Par ailleurs, Mme [L] ayant fait l'objet d'arrêts de travail successifs pour accident du travail, ces périodes de suspension du contrat de travail ont donné droit à des congés payés. La demande de provision à ce titre ne se heurte là encore à aucune contestation sérieuse, de surcroît au regard de l'évolution jurisprudentielle récente (Cass Soc 13/09/2023, n°22-17.340). Il lui sera donc accordé la somme provisionnelle de 3053,83 euros bruts à ce titre.
En revanche, la demande de dommages et intérêts pour résistance abusive et déloyauté se heurte à une contestation sérieuse et ne ressort donc pas de la procédure de référé.

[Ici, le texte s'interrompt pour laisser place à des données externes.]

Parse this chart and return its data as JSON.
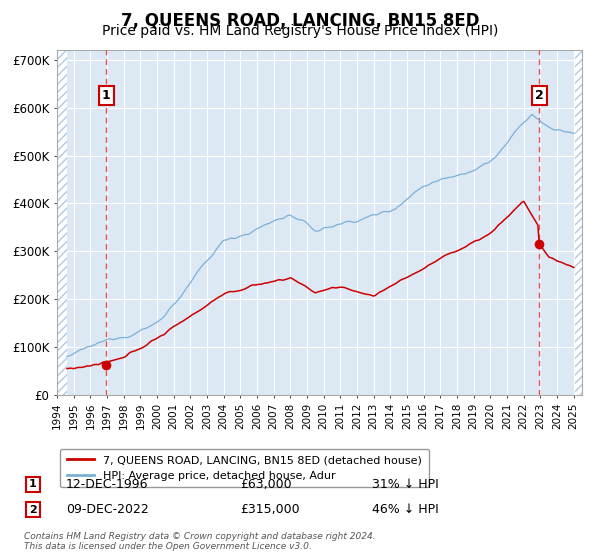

Mme [L] sera déboutée de sa demande de provision à ce titre.
L'ordonnance déférée sera confirmée de ce chef.
Il convient d'enjoindre à la société STH Hipavia de remettre à Mme [L] un bulletin de salaire conforme à la présente décision, sans qu'il y ait lieu d'assortir cette injonction d'une astreinte.
La société STH Hipavia sera condamnée aux dépens d'appel, l'ordonnance querellée étant confirmée en ce qu'elle a mis à sa charge les dépens de première instance.
Elle sera en outre condamnée à payer à Mme [L] une somme de 1000 euros sur le fondement de l'article 700 du code de procédure civile.
PAR CES MOTIFS,
La cour, statuant publiquement, par arrêt contradictoire et en dernier ressort,
INFIRME l'ordonnance de référé du conseil de prud'hommes de Pau en date du 27 janvier 2023 sauf en ce qu'elle a débouté Mme [B] [L] de ses demandes de provisions pour les congés payés afférents à l'indemnité compensatrice de préavis et les dommages et intérêts pour résistance abusive et déloyauté ;
Statuant des chefs infirmés et y ajoutant :
CONDAMNE la société STH Hipavia à payer à Mme [B] [L] les sommes suivantes, à titre de provisions :
11.145 euros nets au titre du solde de l'indemnité spéciale de licenciement,
6.242 euros bruts au titre de l'indemnité compensatrice d'un montant égal à celui de l'indemnité compensatrice de préavis ;
3053,83 euros bruts à titre d'indemnité compensatrice de congés payés
ENJOINT à la société STH Hipavia de remettre à Mme [B] [L] un bulletin de salaire conforme à la présente décision ;
DIT n'y avoir lieu à astreinte ;
CONDAMNE la société STH Hipavia aux dépens d'appel ;
CONDAMNE la société STH Hipavia à payer à Mme [B] [L] la somme de 1000 euros sur le fondement de l'article 700 du code de procédure civile.
Arrêt signé par Madame CAUTRES, Présidente, et par Madame LAUBIE, greffière, à laquelle la minute de la décision a été remise par le magistrat signataire.